Dear Cryosparc developers,
it is common for helical assemblies to show a great diversity of symmetry within the same dataset. Currently, the way to improve the picking is to generate projections of an already obtained map, run filament tracer, and repeat for each symmetry. However this approach will tend to pick all types of tubes/filament, even if they do not match precisely the reference, and therefore an extensive cleaning is always required, with the risk of re-including different symmetries in the same subset, especially if tubes with same/close diameter have different symmetries. A good workaround would be to allow multimodel picking : by providing templates corresponding to different symmetries (either from 2D class averages that have been previously sorted, or best, from 2D projections of maps with different symmetries) as different inputs, the job would output filament traces for each of the input. This “competitive” cross-correlation would allow a much more efficient distinction between the different symmetries. To make this even more efficient, it would be possible to add parameters to ensure that filaments have a consistent assignment to one reference, to avoid for example having subsequent segments assigned to different symmetries. I ran tests, with good success, with a “running window” strategy, where in each window the assignment to a symmetry/templates was based on the majority of segments correlating best to those templates. This allow that a given filament has symmetry transitions : the result would then be that this filament is segmented in several filaments. Please do not hesitate if you want to discuss this topic more into details.
Ambroise
I must be missing something… if you’re generating templates and picking against them, why can’t you just provide multiple sets of templates at the same time?

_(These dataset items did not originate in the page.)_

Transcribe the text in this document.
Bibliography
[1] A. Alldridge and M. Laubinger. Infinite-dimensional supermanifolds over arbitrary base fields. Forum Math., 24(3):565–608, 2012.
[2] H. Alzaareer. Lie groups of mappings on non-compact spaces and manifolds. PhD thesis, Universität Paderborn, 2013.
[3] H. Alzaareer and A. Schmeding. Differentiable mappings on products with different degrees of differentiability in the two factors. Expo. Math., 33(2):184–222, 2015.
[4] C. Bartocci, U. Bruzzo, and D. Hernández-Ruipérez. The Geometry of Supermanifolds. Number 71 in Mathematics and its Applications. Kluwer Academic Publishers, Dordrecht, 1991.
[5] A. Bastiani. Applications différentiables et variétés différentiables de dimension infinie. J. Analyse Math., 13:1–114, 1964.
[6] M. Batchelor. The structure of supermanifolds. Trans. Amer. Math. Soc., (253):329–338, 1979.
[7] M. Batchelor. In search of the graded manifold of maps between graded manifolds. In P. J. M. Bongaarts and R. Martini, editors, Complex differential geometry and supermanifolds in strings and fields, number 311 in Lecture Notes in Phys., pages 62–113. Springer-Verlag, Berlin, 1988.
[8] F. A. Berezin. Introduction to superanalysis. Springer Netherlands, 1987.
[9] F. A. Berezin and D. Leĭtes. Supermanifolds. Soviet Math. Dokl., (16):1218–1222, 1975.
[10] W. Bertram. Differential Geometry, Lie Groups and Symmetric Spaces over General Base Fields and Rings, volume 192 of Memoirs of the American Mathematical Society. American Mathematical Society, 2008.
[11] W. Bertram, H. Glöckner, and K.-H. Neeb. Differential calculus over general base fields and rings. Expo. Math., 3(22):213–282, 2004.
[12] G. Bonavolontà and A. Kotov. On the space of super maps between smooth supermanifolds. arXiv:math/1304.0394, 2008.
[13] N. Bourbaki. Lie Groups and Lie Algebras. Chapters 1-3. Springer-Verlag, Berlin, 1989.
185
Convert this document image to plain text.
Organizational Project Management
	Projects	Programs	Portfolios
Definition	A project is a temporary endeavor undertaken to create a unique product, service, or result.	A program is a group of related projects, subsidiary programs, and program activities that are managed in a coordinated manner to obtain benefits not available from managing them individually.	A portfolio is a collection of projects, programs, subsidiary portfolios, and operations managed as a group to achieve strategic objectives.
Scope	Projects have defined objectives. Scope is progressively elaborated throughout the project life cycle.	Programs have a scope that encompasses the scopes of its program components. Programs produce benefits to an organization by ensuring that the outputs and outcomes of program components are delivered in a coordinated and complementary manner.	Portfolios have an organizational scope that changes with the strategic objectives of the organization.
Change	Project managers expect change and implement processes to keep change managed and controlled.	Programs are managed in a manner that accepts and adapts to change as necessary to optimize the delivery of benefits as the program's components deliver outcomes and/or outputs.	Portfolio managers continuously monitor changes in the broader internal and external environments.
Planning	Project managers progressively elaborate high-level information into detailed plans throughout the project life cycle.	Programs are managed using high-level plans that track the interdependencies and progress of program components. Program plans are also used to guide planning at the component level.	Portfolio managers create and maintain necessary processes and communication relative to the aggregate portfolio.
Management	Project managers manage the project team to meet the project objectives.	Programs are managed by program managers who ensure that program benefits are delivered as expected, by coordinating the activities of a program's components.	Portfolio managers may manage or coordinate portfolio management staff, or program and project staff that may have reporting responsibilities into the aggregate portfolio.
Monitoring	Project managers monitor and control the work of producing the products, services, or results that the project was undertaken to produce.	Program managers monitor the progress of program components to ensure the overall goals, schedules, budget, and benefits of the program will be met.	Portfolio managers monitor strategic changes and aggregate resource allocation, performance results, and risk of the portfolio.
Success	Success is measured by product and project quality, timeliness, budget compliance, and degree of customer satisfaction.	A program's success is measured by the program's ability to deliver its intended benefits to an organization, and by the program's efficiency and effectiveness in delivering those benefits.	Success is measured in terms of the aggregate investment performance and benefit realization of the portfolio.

As long as you don’t use output from the same job twice, CryoSPARC allows multiple template inputs.
Oh, does it then produce multiple outputs corresponding to each set of templates ? That would be great. Do you know if it also takes into account the particularities of helices for filament tracing as I mention (consistency/persistency of CC along filaments, etc… ) ?
That it doesn’t do, that I’m aware of.
However I’m sure @rposert will have some way of using cryosparc-tools to sort through by filament-id vs matched template.
Ok, thanks for your inputs ! So that means some scripting, yes sure it’s possible but I strongly believe that such an option would benefit many projects and could be included directly in the filament tracer job.
What do you think @mmclean ?
Dear @adesfosses,
Thank you very much for the insightful post and discussion, and thanks for patiently bearing with me. Template-specific tracing is a good suggestion, and is not done currently. Right now, the filament tracer first scores each pixel in the micrograph based on its maximum cross-correlation with any of the templates. Then, this cross-correlation “map” of the mic is traced looking for streaks of high-correlation. A more sophisticated version of the algorithm like you’re suggesting could allow for grouping templates together based on a known correspondence between templates and different species/symmetries/etc, then trace each of these cross-correlations separately, then compare these score maps and pick the best traces using some form of non-maximum suppression. Such an algorithm could construct a final set of picks where picks along the same filament are matched to the template that scored best (on average) for that filament, as you suggested.
Currently I don’t think there is a straightforward workaround to do anything similar using the filament tracer, since we don’t output the full cross-correlation score maps. But I have noted this suggestion for future developments on filament picking
Best,
Michael
Dear Michael, thanks much for noting this suggestion ! Please let me know in the future whether some tests to be run on my side (or some test data) could be useful to develop this.